En outre, le conseil d’administration de la CNS a décidé d’octroyer des avances pour une période de 5 semaines à partir du 16 mars 2020, et jusqu’à un montant maximal de 230 millions d’euros afin de permettre à la Mutualité des employeurs de procéder au remboursement accéléré de ses membres. Il faut par conséquent se demander ce qui justifie ce nouveau transfert financier d’envergure!
L’OGBL aurait accepté que des avances soient payées à la Mutualité des employeurs pour rembourser les certificats de maladie liées à la crise du Covid-19. Une prise en charge de l’indemnité pécuniaire pour tout type de maladie, même sans lien avec la crise actuelle et sans condition de remboursement jusqu’à la fin de la crise, est inacceptable.

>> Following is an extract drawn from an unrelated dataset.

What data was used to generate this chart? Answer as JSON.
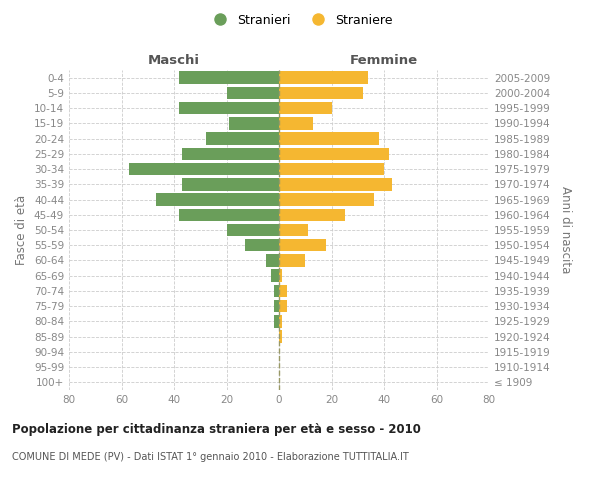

Le gouvernement a toutefois assuré à l’OGBL, que lors du décompte final, une hausse de la participation de l’Etat pour combler les déficits éventuels serait prévue. L’OGBL veillera à ce que ce soit le cas, mais cela ne change rien à sa critique.
The ugly
Finalement, l’OGBL dénonce la décision du gouvernement de prévoir, au niveau des secteurs définis comme «essentiels», que non seulement l’employeur peut refuser les demandes de congé (comme c’est le cas depuis le 18 mars), mais qu’il peut désormais même annuler tout congé déjà accordé au salarié. Ceci va à l’encontre de toute jurisprudence en la matière, ainsi qu’à l’encontre du principe du commun accord entre l’employeur et le salarié. Cette décision du gouvernement s’ajoute à celle de la dérogation permettant aux entreprises de ces mêmes secteurs, sur décision ministérielle, d’augmenter le temps de travail à 12 heures par jour et à 60 heures par semaine.

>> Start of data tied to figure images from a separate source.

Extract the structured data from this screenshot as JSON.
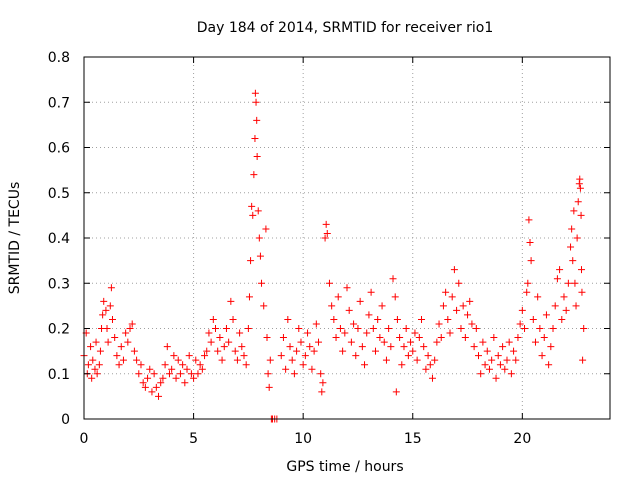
{
  "chart_data": {
    "type": "scatter",
    "title": "Day 184 of 2014, SRMTID for receiver rio1",
    "xlabel": "GPS time / hours",
    "ylabel": "SRMTID / TECUs",
    "xlim": [
      0,
      24
    ],
    "ylim": [
      0,
      0.8
    ],
    "xticks": [
      0,
      5,
      10,
      15,
      20
    ],
    "xtick_labels": [
      "0",
      "5",
      "10",
      "15",
      "20"
    ],
    "yticks": [
      0,
      0.1,
      0.2,
      0.3,
      0.4,
      0.5,
      0.6,
      0.7,
      0.8
    ],
    "ytick_labels": [
      "0",
      "0.1",
      "0.2",
      "0.3",
      "0.4",
      "0.5",
      "0.6",
      "0.7",
      "0.8"
    ],
    "grid": true,
    "marker": "+",
    "color": "#ff0000",
    "series": [
      {
        "name": "SRMTID",
        "points": [
          [
            0.0,
            0.14
          ],
          [
            0.1,
            0.19
          ],
          [
            0.15,
            0.1
          ],
          [
            0.2,
            0.12
          ],
          [
            0.3,
            0.16
          ],
          [
            0.35,
            0.09
          ],
          [
            0.4,
            0.13
          ],
          [
            0.5,
            0.11
          ],
          [
            0.55,
            0.17
          ],
          [
            0.6,
            0.1
          ],
          [
            0.7,
            0.12
          ],
          [
            0.75,
            0.15
          ],
          [
            0.8,
            0.2
          ],
          [
            0.85,
            0.23
          ],
          [
            0.9,
            0.26
          ],
          [
            1.0,
            0.24
          ],
          [
            1.05,
            0.2
          ],
          [
            1.1,
            0.17
          ],
          [
            1.2,
            0.25
          ],
          [
            1.25,
            0.29
          ],
          [
            1.3,
            0.22
          ],
          [
            1.4,
            0.18
          ],
          [
            1.5,
            0.14
          ],
          [
            1.6,
            0.12
          ],
          [
            1.7,
            0.16
          ],
          [
            1.8,
            0.13
          ],
          [
            1.9,
            0.19
          ],
          [
            2.0,
            0.17
          ],
          [
            2.1,
            0.2
          ],
          [
            2.2,
            0.21
          ],
          [
            2.3,
            0.15
          ],
          [
            2.4,
            0.13
          ],
          [
            2.5,
            0.1
          ],
          [
            2.6,
            0.12
          ],
          [
            2.7,
            0.08
          ],
          [
            2.8,
            0.07
          ],
          [
            2.9,
            0.09
          ],
          [
            3.0,
            0.11
          ],
          [
            3.1,
            0.06
          ],
          [
            3.2,
            0.1
          ],
          [
            3.3,
            0.07
          ],
          [
            3.4,
            0.05
          ],
          [
            3.5,
            0.08
          ],
          [
            3.6,
            0.09
          ],
          [
            3.7,
            0.12
          ],
          [
            3.8,
            0.16
          ],
          [
            3.9,
            0.1
          ],
          [
            4.0,
            0.11
          ],
          [
            4.1,
            0.14
          ],
          [
            4.2,
            0.09
          ],
          [
            4.3,
            0.13
          ],
          [
            4.4,
            0.1
          ],
          [
            4.5,
            0.12
          ],
          [
            4.6,
            0.08
          ],
          [
            4.7,
            0.11
          ],
          [
            4.8,
            0.14
          ],
          [
            4.9,
            0.1
          ],
          [
            5.0,
            0.09
          ],
          [
            5.1,
            0.13
          ],
          [
            5.2,
            0.1
          ],
          [
            5.3,
            0.12
          ],
          [
            5.4,
            0.11
          ],
          [
            5.5,
            0.14
          ],
          [
            5.6,
            0.15
          ],
          [
            5.7,
            0.19
          ],
          [
            5.8,
            0.17
          ],
          [
            5.9,
            0.22
          ],
          [
            6.0,
            0.2
          ],
          [
            6.1,
            0.15
          ],
          [
            6.2,
            0.18
          ],
          [
            6.3,
            0.13
          ],
          [
            6.4,
            0.16
          ],
          [
            6.5,
            0.2
          ],
          [
            6.6,
            0.17
          ],
          [
            6.7,
            0.26
          ],
          [
            6.8,
            0.22
          ],
          [
            6.9,
            0.15
          ],
          [
            7.0,
            0.13
          ],
          [
            7.1,
            0.19
          ],
          [
            7.2,
            0.16
          ],
          [
            7.3,
            0.14
          ],
          [
            7.4,
            0.12
          ],
          [
            7.5,
            0.2
          ],
          [
            7.55,
            0.27
          ],
          [
            7.6,
            0.35
          ],
          [
            7.65,
            0.47
          ],
          [
            7.7,
            0.45
          ],
          [
            7.75,
            0.54
          ],
          [
            7.8,
            0.62
          ],
          [
            7.82,
            0.72
          ],
          [
            7.85,
            0.7
          ],
          [
            7.88,
            0.66
          ],
          [
            7.9,
            0.58
          ],
          [
            7.95,
            0.46
          ],
          [
            8.0,
            0.4
          ],
          [
            8.05,
            0.36
          ],
          [
            8.1,
            0.3
          ],
          [
            8.2,
            0.25
          ],
          [
            8.3,
            0.42
          ],
          [
            8.35,
            0.18
          ],
          [
            8.4,
            0.1
          ],
          [
            8.45,
            0.07
          ],
          [
            8.5,
            0.13
          ],
          [
            8.55,
            0.0
          ],
          [
            8.6,
            0.0
          ],
          [
            8.7,
            0.0
          ],
          [
            8.8,
            0.0
          ],
          [
            9.0,
            0.14
          ],
          [
            9.1,
            0.18
          ],
          [
            9.2,
            0.11
          ],
          [
            9.3,
            0.22
          ],
          [
            9.4,
            0.16
          ],
          [
            9.5,
            0.13
          ],
          [
            9.6,
            0.1
          ],
          [
            9.7,
            0.15
          ],
          [
            9.8,
            0.2
          ],
          [
            9.9,
            0.17
          ],
          [
            10.0,
            0.12
          ],
          [
            10.1,
            0.14
          ],
          [
            10.2,
            0.19
          ],
          [
            10.3,
            0.16
          ],
          [
            10.4,
            0.11
          ],
          [
            10.5,
            0.15
          ],
          [
            10.6,
            0.21
          ],
          [
            10.7,
            0.17
          ],
          [
            10.8,
            0.1
          ],
          [
            10.85,
            0.06
          ],
          [
            10.9,
            0.08
          ],
          [
            11.0,
            0.4
          ],
          [
            11.05,
            0.43
          ],
          [
            11.1,
            0.41
          ],
          [
            11.2,
            0.3
          ],
          [
            11.3,
            0.25
          ],
          [
            11.4,
            0.22
          ],
          [
            11.5,
            0.18
          ],
          [
            11.6,
            0.27
          ],
          [
            11.7,
            0.2
          ],
          [
            11.8,
            0.15
          ],
          [
            11.9,
            0.19
          ],
          [
            12.0,
            0.29
          ],
          [
            12.1,
            0.24
          ],
          [
            12.2,
            0.17
          ],
          [
            12.3,
            0.21
          ],
          [
            12.4,
            0.14
          ],
          [
            12.5,
            0.2
          ],
          [
            12.6,
            0.26
          ],
          [
            12.7,
            0.16
          ],
          [
            12.8,
            0.12
          ],
          [
            12.9,
            0.19
          ],
          [
            13.0,
            0.23
          ],
          [
            13.1,
            0.28
          ],
          [
            13.2,
            0.2
          ],
          [
            13.3,
            0.15
          ],
          [
            13.4,
            0.22
          ],
          [
            13.5,
            0.18
          ],
          [
            13.6,
            0.25
          ],
          [
            13.7,
            0.17
          ],
          [
            13.8,
            0.13
          ],
          [
            13.9,
            0.2
          ],
          [
            14.0,
            0.16
          ],
          [
            14.1,
            0.31
          ],
          [
            14.2,
            0.27
          ],
          [
            14.25,
            0.06
          ],
          [
            14.3,
            0.22
          ],
          [
            14.4,
            0.18
          ],
          [
            14.5,
            0.12
          ],
          [
            14.6,
            0.16
          ],
          [
            14.7,
            0.2
          ],
          [
            14.8,
            0.14
          ],
          [
            14.9,
            0.17
          ],
          [
            15.0,
            0.15
          ],
          [
            15.1,
            0.19
          ],
          [
            15.2,
            0.13
          ],
          [
            15.3,
            0.18
          ],
          [
            15.4,
            0.22
          ],
          [
            15.5,
            0.16
          ],
          [
            15.6,
            0.11
          ],
          [
            15.7,
            0.14
          ],
          [
            15.8,
            0.12
          ],
          [
            15.9,
            0.09
          ],
          [
            16.0,
            0.13
          ],
          [
            16.1,
            0.17
          ],
          [
            16.2,
            0.21
          ],
          [
            16.3,
            0.18
          ],
          [
            16.4,
            0.25
          ],
          [
            16.5,
            0.28
          ],
          [
            16.6,
            0.22
          ],
          [
            16.7,
            0.19
          ],
          [
            16.8,
            0.27
          ],
          [
            16.9,
            0.33
          ],
          [
            17.0,
            0.24
          ],
          [
            17.1,
            0.3
          ],
          [
            17.2,
            0.2
          ],
          [
            17.3,
            0.25
          ],
          [
            17.4,
            0.18
          ],
          [
            17.5,
            0.23
          ],
          [
            17.6,
            0.26
          ],
          [
            17.7,
            0.21
          ],
          [
            17.8,
            0.16
          ],
          [
            17.9,
            0.2
          ],
          [
            18.0,
            0.14
          ],
          [
            18.1,
            0.1
          ],
          [
            18.2,
            0.17
          ],
          [
            18.3,
            0.12
          ],
          [
            18.4,
            0.15
          ],
          [
            18.5,
            0.11
          ],
          [
            18.6,
            0.13
          ],
          [
            18.7,
            0.18
          ],
          [
            18.8,
            0.09
          ],
          [
            18.9,
            0.14
          ],
          [
            19.0,
            0.12
          ],
          [
            19.1,
            0.16
          ],
          [
            19.2,
            0.11
          ],
          [
            19.3,
            0.13
          ],
          [
            19.4,
            0.17
          ],
          [
            19.5,
            0.1
          ],
          [
            19.6,
            0.15
          ],
          [
            19.7,
            0.13
          ],
          [
            19.8,
            0.18
          ],
          [
            19.9,
            0.21
          ],
          [
            20.0,
            0.24
          ],
          [
            20.1,
            0.2
          ],
          [
            20.2,
            0.28
          ],
          [
            20.25,
            0.3
          ],
          [
            20.3,
            0.44
          ],
          [
            20.35,
            0.39
          ],
          [
            20.4,
            0.35
          ],
          [
            20.5,
            0.22
          ],
          [
            20.6,
            0.17
          ],
          [
            20.7,
            0.27
          ],
          [
            20.8,
            0.2
          ],
          [
            20.9,
            0.14
          ],
          [
            21.0,
            0.18
          ],
          [
            21.1,
            0.23
          ],
          [
            21.2,
            0.12
          ],
          [
            21.3,
            0.16
          ],
          [
            21.4,
            0.2
          ],
          [
            21.5,
            0.25
          ],
          [
            21.6,
            0.31
          ],
          [
            21.7,
            0.33
          ],
          [
            21.8,
            0.22
          ],
          [
            21.9,
            0.27
          ],
          [
            22.0,
            0.24
          ],
          [
            22.1,
            0.3
          ],
          [
            22.2,
            0.38
          ],
          [
            22.25,
            0.42
          ],
          [
            22.3,
            0.35
          ],
          [
            22.35,
            0.46
          ],
          [
            22.4,
            0.3
          ],
          [
            22.45,
            0.25
          ],
          [
            22.5,
            0.4
          ],
          [
            22.55,
            0.48
          ],
          [
            22.6,
            0.52
          ],
          [
            22.62,
            0.53
          ],
          [
            22.65,
            0.51
          ],
          [
            22.68,
            0.45
          ],
          [
            22.7,
            0.33
          ],
          [
            22.72,
            0.28
          ],
          [
            22.75,
            0.13
          ],
          [
            22.8,
            0.2
          ]
        ]
      }
    ]
  }
}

Nous sommes donc confrontés à la situation paradoxale dans laquelle le gouvernement appelle tout le monde à rester à la maison, et où en même temps une partie non négligeable de l’économie se trouve effectivement en chômage partiel, alors que parallèlement, il demande aux salariés des secteurs visés de travailler jusqu’à l’épuisement et sans respect des temps de repos nécessaires. N’oublions pas que ces secteurs sont souvent les secteurs parmi les moins bien rémunérés (commerce, nettoyage, gardiennage).

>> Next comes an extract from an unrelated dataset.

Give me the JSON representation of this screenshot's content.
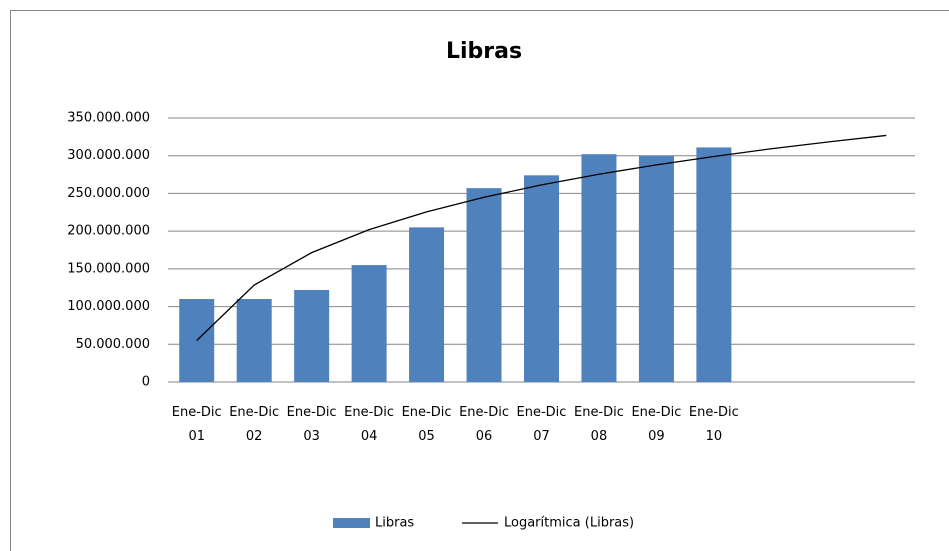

Dans le contexte d’une incertitude totale quant à la durée des mesures de crise, de telles décisions ne peuvent constituer une stratégie saine à la longue pour maintenir le fonctionnement sans faille de ces secteurs essentiels. Bien au contraire, elles auront pour conséquence un accroissement des absences pour cause de maladie, qui du fait de la pandémie sont déjà plus élevées qu’en temps normal.
L’OGBL attend que les employeurs fassent preuve de responsabilité, qu’ils veillent dans ce contexte difficile à ce que les salariés puissent reprendre leurs forces et qu’ils respectent le principe du commun accord par rapport à l’organisation des congés. Des mesures permettant d’envisager d’autres moyens de compensation, telles que des primes défiscalisées, devraient être mises en place au lieu de pénaliser les salariés des dits secteurs. Ces salariés continuent à se rendre non sans crainte sur leur lieu de travail, en s’exposent quotidiennement au risque de se faire contaminer. Ils méritent mieux. Leur activité est essentielle pour notre société.
L’OGBL remercie vivement tous ces salariés.